É realmente um filme sobre a fuga, a fuga não apenas exterior, mas interior, para mais, agudizada por um contexto de guerra. Uma patrulha italiana toma uma pequena ilha grega, durante a 2.ª Guerra Mundial, e lá fica sem quaisquer contactos com o mundo durante três anos, vivendo a existência dos habitantes, a quem se vai de modos distintos ligando. A beleza do filme está tanto no deslumbrante cenário natural da ilha de Megisti (que está apenas a 2 km da Turquia...), conhecida como Kastellorizo, como nas experiências por que passam os homens da patrulha italiana na sua interação com os habitantes da ilha. O modo como essa interação afeta o seu regresso ao mundo, após a derrota da Itália na guerra, dá sentido à inserção do filme na trilogia da fuga.

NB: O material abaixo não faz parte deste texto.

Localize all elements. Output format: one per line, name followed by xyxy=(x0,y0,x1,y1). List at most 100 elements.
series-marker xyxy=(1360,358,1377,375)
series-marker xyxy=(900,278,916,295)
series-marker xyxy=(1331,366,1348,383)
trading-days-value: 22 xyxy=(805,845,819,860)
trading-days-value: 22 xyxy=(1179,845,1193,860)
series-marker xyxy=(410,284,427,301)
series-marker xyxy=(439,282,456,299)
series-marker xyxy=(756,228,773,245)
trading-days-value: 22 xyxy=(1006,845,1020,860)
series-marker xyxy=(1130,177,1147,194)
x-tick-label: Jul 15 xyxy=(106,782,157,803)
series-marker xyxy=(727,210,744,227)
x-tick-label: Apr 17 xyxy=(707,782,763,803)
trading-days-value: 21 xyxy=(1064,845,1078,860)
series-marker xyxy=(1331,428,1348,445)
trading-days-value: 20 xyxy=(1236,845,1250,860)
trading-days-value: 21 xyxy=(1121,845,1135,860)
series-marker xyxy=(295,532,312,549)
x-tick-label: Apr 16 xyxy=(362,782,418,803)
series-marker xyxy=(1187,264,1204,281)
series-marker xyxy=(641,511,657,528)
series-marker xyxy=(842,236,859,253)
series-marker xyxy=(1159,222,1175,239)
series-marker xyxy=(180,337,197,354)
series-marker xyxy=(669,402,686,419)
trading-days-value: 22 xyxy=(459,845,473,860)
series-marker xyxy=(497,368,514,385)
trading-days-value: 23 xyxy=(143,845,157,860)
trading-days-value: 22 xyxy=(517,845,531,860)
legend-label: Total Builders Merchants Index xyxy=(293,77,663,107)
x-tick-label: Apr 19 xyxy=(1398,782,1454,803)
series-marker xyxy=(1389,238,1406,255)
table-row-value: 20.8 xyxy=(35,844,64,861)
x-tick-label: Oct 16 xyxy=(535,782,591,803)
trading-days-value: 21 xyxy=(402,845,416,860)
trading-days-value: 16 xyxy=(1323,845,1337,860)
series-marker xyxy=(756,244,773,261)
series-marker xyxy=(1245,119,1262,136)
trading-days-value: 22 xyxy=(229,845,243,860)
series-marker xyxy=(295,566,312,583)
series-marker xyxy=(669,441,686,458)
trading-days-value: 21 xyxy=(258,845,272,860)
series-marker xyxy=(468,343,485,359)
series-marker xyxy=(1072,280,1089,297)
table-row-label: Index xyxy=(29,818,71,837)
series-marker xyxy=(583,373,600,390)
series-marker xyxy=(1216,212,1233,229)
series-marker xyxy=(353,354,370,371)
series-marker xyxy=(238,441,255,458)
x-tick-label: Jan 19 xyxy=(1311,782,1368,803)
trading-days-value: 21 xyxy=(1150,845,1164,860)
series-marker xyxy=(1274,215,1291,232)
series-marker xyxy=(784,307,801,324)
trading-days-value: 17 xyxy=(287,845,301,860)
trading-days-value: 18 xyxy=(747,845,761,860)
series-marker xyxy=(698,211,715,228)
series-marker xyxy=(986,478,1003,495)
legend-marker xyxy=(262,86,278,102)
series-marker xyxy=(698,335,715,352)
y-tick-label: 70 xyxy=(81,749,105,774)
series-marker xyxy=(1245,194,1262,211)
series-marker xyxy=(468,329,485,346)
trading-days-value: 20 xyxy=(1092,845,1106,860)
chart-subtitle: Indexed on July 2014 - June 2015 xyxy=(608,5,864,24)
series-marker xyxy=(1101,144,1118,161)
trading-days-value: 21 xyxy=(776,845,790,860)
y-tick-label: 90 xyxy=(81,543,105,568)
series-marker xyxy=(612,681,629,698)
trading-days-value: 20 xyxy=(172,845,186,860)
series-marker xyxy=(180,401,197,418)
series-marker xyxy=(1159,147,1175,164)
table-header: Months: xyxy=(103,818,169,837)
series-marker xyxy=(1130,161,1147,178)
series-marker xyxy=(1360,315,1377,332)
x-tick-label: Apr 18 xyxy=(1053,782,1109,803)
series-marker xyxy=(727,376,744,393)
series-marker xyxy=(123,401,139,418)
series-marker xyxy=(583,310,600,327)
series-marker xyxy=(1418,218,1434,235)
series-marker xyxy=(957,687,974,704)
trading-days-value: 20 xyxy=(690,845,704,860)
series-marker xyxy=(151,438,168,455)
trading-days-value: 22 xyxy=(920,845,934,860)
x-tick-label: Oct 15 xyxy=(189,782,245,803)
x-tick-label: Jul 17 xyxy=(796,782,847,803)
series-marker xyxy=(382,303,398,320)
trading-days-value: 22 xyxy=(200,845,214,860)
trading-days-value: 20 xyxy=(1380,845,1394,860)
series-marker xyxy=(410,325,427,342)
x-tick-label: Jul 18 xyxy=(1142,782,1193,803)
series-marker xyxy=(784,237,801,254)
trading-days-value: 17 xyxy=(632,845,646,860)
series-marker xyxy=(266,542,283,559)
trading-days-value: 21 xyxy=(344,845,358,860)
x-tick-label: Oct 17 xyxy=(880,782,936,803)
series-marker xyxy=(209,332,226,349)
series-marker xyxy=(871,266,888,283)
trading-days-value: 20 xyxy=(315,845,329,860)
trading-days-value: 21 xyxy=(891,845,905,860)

Não me é difícil explicar porque gosto tanto deste filme, sobretudo agora que o revi e pude confirmar o que era efabulação sobre a memória ou memória mesmo. Há uma combinação de sensações palpáveis e familiares, trazidas pela Grécia insular, com os seus cheiros, sabores e texturas, que combinam ali com traços fundamentais do imaginário humano: a viagem, a reinvenção, o confronto com a passagem do tempo sobre a auto-imagem. Não sendo uma obra-prima, percebe-se a qualificação de "filme de culto" que a descrição do blu-ray imputa ao filme. Situado na confluência das civilizações que nos moldaram e com que temos maior proximidade e lançado num tempo que é o da adolescência de uma geração hoje a caminho da meia idade, mas evocando um período que já quase ninguém vivo recorda, Mediterrâneo torna-se facilmente uma alegoria íntima de modos possíveis de lidar com a passagem do tempo.